On August 13, 2019, Strojnik filed a complaint in the U.S. District Court for the Central District of California in Strojnik v. SCG America Construction Inc., U.S.D.C., C.D. Cal., Case No. 8:19-cv-01560-JVS-JDE. Strojnik alleged violations against the hotel under the ADA and the California Unruh Civil Rights Act, §§51, 52, the California Disabled Persons Act, Cal. Civ. Code §§ 54-54.3, and negligence. The complaint was unremarkable in its allegations from the nearly 150 lawsuits Strojnik has filed in the last few years. The complaint followed the same pattern – Strojnik alleges that he is disabled and regularly travels to and in California. He alleges that he is deterred from visiting the hotel because it is not accessible under federal and state law based on his own visit to the hotel and/or because the hotel’s website lacks a sufficient description of accessible features.
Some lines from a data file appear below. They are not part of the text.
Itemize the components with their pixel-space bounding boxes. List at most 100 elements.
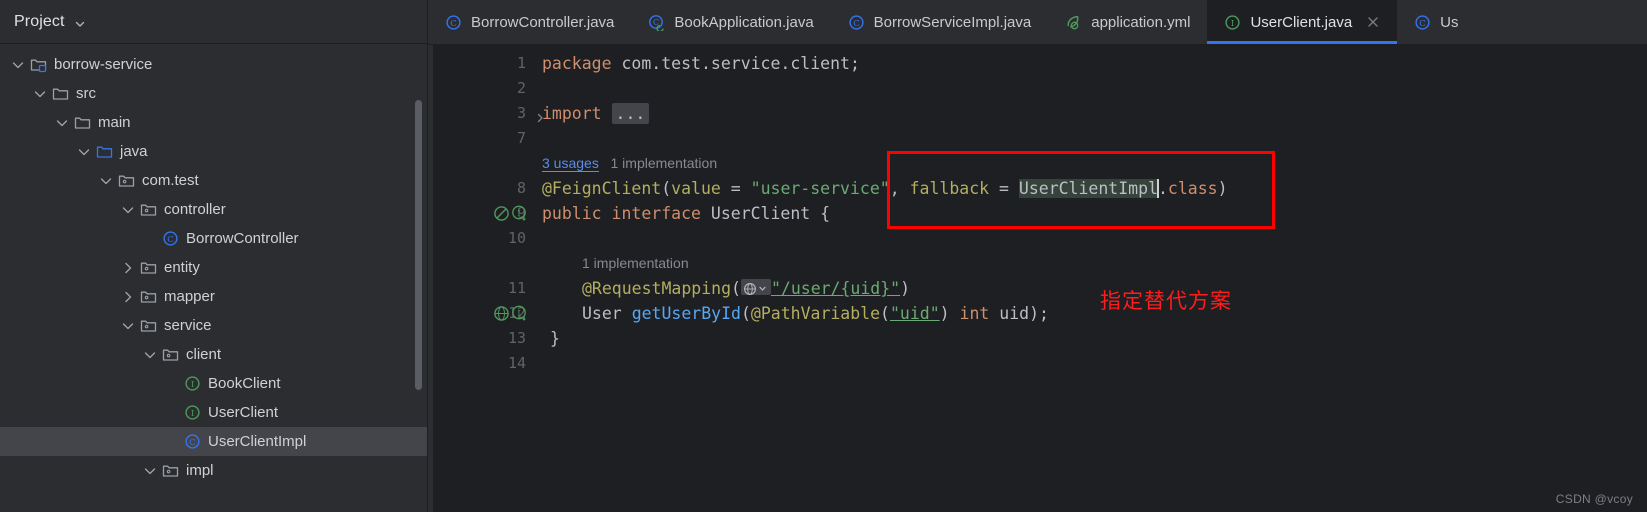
usages-hint-link[interactable]: 3 usages — [542, 155, 599, 172]
class-icon: C — [848, 14, 865, 31]
code-line-12[interactable]: User getUserById(@PathVariable("uid") in… — [542, 301, 1647, 326]
code-line-13[interactable]: } — [542, 326, 1647, 351]
editor-tab-bookapplication-java[interactable]: C BookApplication.java — [631, 0, 830, 44]
code-line-8[interactable]: @FeignClient(value = "user-service", fal… — [542, 176, 1647, 201]
chevron-right-icon[interactable] — [120, 289, 136, 305]
editor-tab-application-yml[interactable]: application.yml — [1048, 0, 1207, 44]
module-folder-icon — [30, 56, 47, 73]
svg-text:C: C — [450, 18, 457, 28]
project-tool-window-header[interactable]: Project — [0, 0, 428, 44]
gutter-line-number: 3 — [428, 101, 543, 126]
gutter-line-number: 14 — [507, 354, 526, 372]
project-tree[interactable]: borrow-service src main java com.test control… — [0, 44, 428, 485]
code-line-14[interactable] — [542, 351, 1647, 376]
tree-item-label: UserClientImpl — [208, 433, 307, 450]
close-icon[interactable] — [1366, 15, 1380, 29]
editor-tab-bar[interactable]: C BorrowController.java C BookApplication.j… — [428, 0, 1647, 45]
class-icon: C — [184, 433, 201, 450]
code-line-2[interactable] — [542, 76, 1647, 101]
tree-item-userclient[interactable]: I UserClient — [0, 398, 428, 427]
interface-icon: I — [184, 375, 201, 392]
request-path-link[interactable]: "/user/{uid}" — [771, 279, 900, 298]
gutter-line-number: 1 — [516, 54, 526, 72]
gutter-line-number: 9 I — [428, 201, 534, 226]
web-url-gutter-icon[interactable] — [740, 279, 771, 295]
svg-text:I: I — [1231, 18, 1234, 28]
tree-item-label: entity — [164, 259, 200, 276]
code-editor[interactable]: 1 2 3 7 8 9 I 10 11 12 I 13 14 package c… — [428, 45, 1647, 512]
gutter-marks-line9[interactable]: I — [493, 205, 528, 222]
sidebar-scrollbar[interactable] — [415, 100, 422, 390]
no-override-icon[interactable] — [493, 205, 510, 222]
code-line-3[interactable]: import ... — [542, 101, 1647, 126]
tree-item-java[interactable]: java — [0, 137, 428, 166]
code-line-11[interactable]: @RequestMapping("/user/{uid}") — [542, 276, 1647, 301]
code-line-1[interactable]: package com.test.service.client; — [542, 51, 1647, 76]
gutter-marks-line12[interactable]: I — [493, 305, 528, 322]
tree-item-entity[interactable]: entity — [0, 253, 428, 282]
svg-text:C: C — [1419, 18, 1426, 28]
tree-item-com-test[interactable]: com.test — [0, 166, 428, 195]
tree-item-controller[interactable]: controller — [0, 195, 428, 224]
editor-tab-us[interactable]: C Us — [1397, 0, 1475, 44]
tree-item-service[interactable]: service — [0, 311, 428, 340]
tree-item-borrowcontroller[interactable]: C BorrowController — [0, 224, 428, 253]
watermark: CSDN @vcoy — [1555, 492, 1633, 506]
package-icon — [140, 201, 157, 218]
tree-item-label: java — [120, 143, 148, 160]
implementation-hint[interactable]: 1 implementation — [611, 155, 718, 171]
chevron-down-icon[interactable] — [120, 318, 136, 334]
chevron-down-icon[interactable] — [142, 347, 158, 363]
code-line-10[interactable] — [542, 226, 1647, 251]
tree-item-main[interactable]: main — [0, 108, 428, 137]
spring-yaml-icon — [1065, 14, 1082, 31]
tree-item-client[interactable]: client — [0, 340, 428, 369]
folded-imports-placeholder[interactable]: ... — [611, 103, 650, 124]
tree-item-label: controller — [164, 201, 226, 218]
chevron-down-icon[interactable] — [32, 86, 48, 102]
ide-window: Project borrow-service src main java com.tes… — [0, 0, 1647, 512]
inlay-hint-method[interactable]: 1 implementation — [542, 251, 1647, 276]
tree-item-impl[interactable]: impl — [0, 456, 428, 485]
gutter-line-number: 8 — [516, 179, 526, 197]
tree-twisty-none — [142, 231, 158, 247]
web-endpoint-icon[interactable] — [493, 305, 510, 322]
tree-item-borrow-service[interactable]: borrow-service — [0, 50, 428, 79]
package-icon — [140, 317, 157, 334]
editor-tab-borrowcontroller-java[interactable]: C BorrowController.java — [428, 0, 631, 44]
tree-twisty-none — [164, 376, 180, 392]
svg-text:C: C — [167, 235, 174, 245]
tree-item-bookclient[interactable]: I BookClient — [0, 369, 428, 398]
code-text[interactable]: package com.test.service.client; import … — [534, 45, 1647, 512]
identifier-under-caret[interactable]: UserClientImpl — [1018, 179, 1158, 198]
implemented-by-icon[interactable]: I — [511, 205, 528, 222]
chevron-down-icon[interactable] — [74, 17, 86, 29]
class-icon: C — [445, 14, 462, 31]
code-line-9[interactable]: public interface UserClient { — [542, 201, 1647, 226]
project-sidebar: Project borrow-service src main java com.tes… — [0, 0, 428, 512]
chevron-down-icon[interactable] — [120, 202, 136, 218]
editor-tab-userclient-java[interactable]: I UserClient.java — [1207, 0, 1398, 44]
tree-item-src[interactable]: src — [0, 79, 428, 108]
package-icon — [118, 172, 135, 189]
chevron-down-icon[interactable] — [142, 463, 158, 479]
implemented-by-icon[interactable]: I — [511, 305, 528, 322]
tree-item-label: BorrowController — [186, 230, 299, 247]
editor-gutter[interactable]: 1 2 3 7 8 9 I 10 11 12 I 13 14 — [428, 45, 543, 512]
chevron-down-icon[interactable] — [54, 115, 70, 131]
tree-item-label: UserClient — [208, 404, 279, 421]
svg-text:I: I — [191, 380, 194, 390]
tree-item-mapper[interactable]: mapper — [0, 282, 428, 311]
package-icon — [140, 259, 157, 276]
code-line-7[interactable] — [542, 126, 1647, 151]
chevron-down-icon[interactable] — [98, 173, 114, 189]
chevron-down-icon[interactable] — [76, 144, 92, 160]
editor-tab-label: UserClient.java — [1250, 13, 1353, 31]
folder-icon — [52, 85, 69, 102]
inlay-hint-class[interactable]: 3 usages 1 implementation — [542, 151, 1647, 176]
editor-tab-borrowserviceimpl-java[interactable]: C BorrowServiceImpl.java — [831, 0, 1049, 44]
tree-item-userclientimpl[interactable]: C UserClientImpl — [0, 427, 428, 456]
chevron-down-icon[interactable] — [10, 57, 26, 73]
chevron-right-icon[interactable] — [120, 260, 136, 276]
package-icon — [140, 288, 157, 305]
What made this case remarkable was that the defendant did not settle, but rather filed a motion to dismiss the case and to declare Strojnik a vexatious litigant throughout the federal courts in California.
Judge Selna granted the hotel’s motion to dismiss without prejudice, agreeing that Strojnik had not established standing because the operative complaint contained barebones allegations including attaching blurry pictures of alleged violations that did not adequately identify how any actual barriers to access related to any particular disability. The Court also held that it did not have jurisdiction over the state law claims. The Court went one step further and declared Strojnik a vexatious litigant although the Court limited the ruling to the Central District of California. The Court noted that declaring a litigant vexatious is an extraordinary remedy that should rarely be used. Nonetheless, the Court found that Strojnik is a vexatious litigant based mostly on his well-documented history of filing many frivolous lawsuits, creating an unnecessary burden on litigants and the courts and repeatedly ignoring court orders. See Molski v. Evergreen Dynasty Corp., 500 F.3d 1047, 1057 (9th Cir. 2007) (providing factors courts weigh to declare a plaintiff a vexatious litigant).
The Court further noted that although Strojnik is a pro se litigant, he is a former attorney, and should have been aware of appropriate conduct. As a result of being declared a vexatious litigant in the Central District of California, Strojnik will need to obtain permission from the Court before filing another ADA case in that district. Strojnik is challenging the ruling, and on April 22, 2020, Strojnik filed a request for the Court to supplement its order to provide further details as to why he was declared a vexatious litigant. On May 5, 2020, the Court denied Strojnik’s request for the Court to supplement its order declaring Strojnik a vexatious litigant.
This decision should help hotel owners and operators in particular by dampening and deterring future accessibility lawsuits Strojnik may have filed in this District Court. Our guess is that Strojnik will claim a loophole in the decision to permit him to file accessibility lawsuits unabated by the Court’s requirement to seek the Court’s permission before filing future accessibility lawsuit in this District Court.